I take a deep, steadying breath as I hold her, still studying the house in the distance. I hear the muted sound of laughter, the bustle of movement. A door opens somewhere, then slams shut, unleashing sound and clamor, voices growing louder.
“Where do you want these chairs?” I hear someone shout, the proceeding answer too quiet to be intelligible.
Emotional tremors continue to wreck me.
They are setting up for our wedding, I realize.
In our house.
“No,” Ella whispers against my chest. “It’s not true. You deserve every good thing in the world, Aaron.
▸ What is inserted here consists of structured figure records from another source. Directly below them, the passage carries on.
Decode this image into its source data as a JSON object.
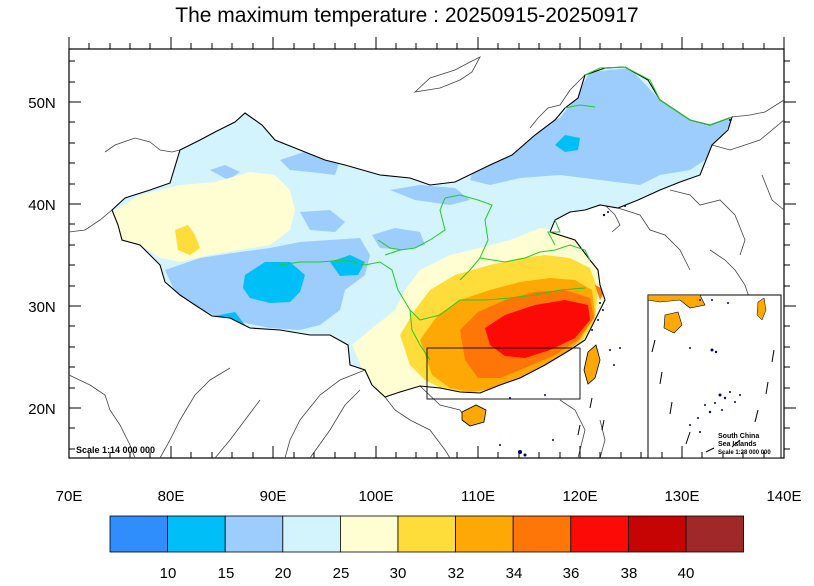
{
  "title": "The maximum temperature : 20250915-20250917",
  "map": {
    "x_ticks": [
      "70E",
      "80E",
      "90E",
      "100E",
      "110E",
      "120E",
      "130E",
      "140E"
    ],
    "y_ticks": [
      "50N",
      "40N",
      "30N",
      "20N"
    ],
    "scale_main": "Scale 1:14 000 000",
    "inset": {
      "title_line1": "South China",
      "title_line2": "Sea Islands",
      "scale": "Scale 1:28 000 000"
    }
  },
  "colorbar": {
    "labels": [
      "10",
      "15",
      "20",
      "25",
      "30",
      "32",
      "34",
      "36",
      "38",
      "40"
    ],
    "colors": [
      "#2f8dfc",
      "#00bff8",
      "#9dcdfc",
      "#d3f3fd",
      "#fefed2",
      "#fedc3a",
      "#fea805",
      "#fe7508",
      "#fc0a05",
      "#c70404",
      "#a02828"
    ]
  }
}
I love you more every single day, and I didn’t even think that was possible.”
This declaration nearly kills me.
Ella pulls back to look me in the eye, now fighting tears, and I can hardly look at her for fear I might do the same.
“You never complain when I want to eat every meal with everyone. You never complain when we spend hours in the Q in the evening. You never complain about sleeping on the floor of our hospital room, which you’ve done every single night for the last fourteen nights. But I know you. I know it must be killing you.” She takes a sharp breath, and suddenly she can’t meet my eyes.
“You need quiet,” she says. “You need space, and privacy. I want you to know that I know that—that I see you. I appreciate everything you do for me, and I see it, I see it every single time you sacrifice your comfort for mine. But I want to take care of you, too. I want to give you peace. I want to give you a home. With me.”
There’s a terrifying heat behind my eyes, a feeling I force myself always to kill at all costs, and which today I am unable to defeat entirely. It’s too much; I feel too full; I am too many things. I look away and take a sharp breath, but my exhalation is unsteady, my body unsteady, my heart wild.
Ella looks up, slowly at first, her expression softening at the sight of my face.
I wonder what she sees in me then. I wonder whether she’s able to see right through me even now, and then I surprise myself for wondering. Ella is the only one who’s ever bothered to wonder whether I’m more than I appear.
Still, I can only shake my head, not trusting myself to speak.
Ella experiences a sharp stab of fear in the intervening silence, and bites her lip before asking: “Was I wrong? Do you hate it?”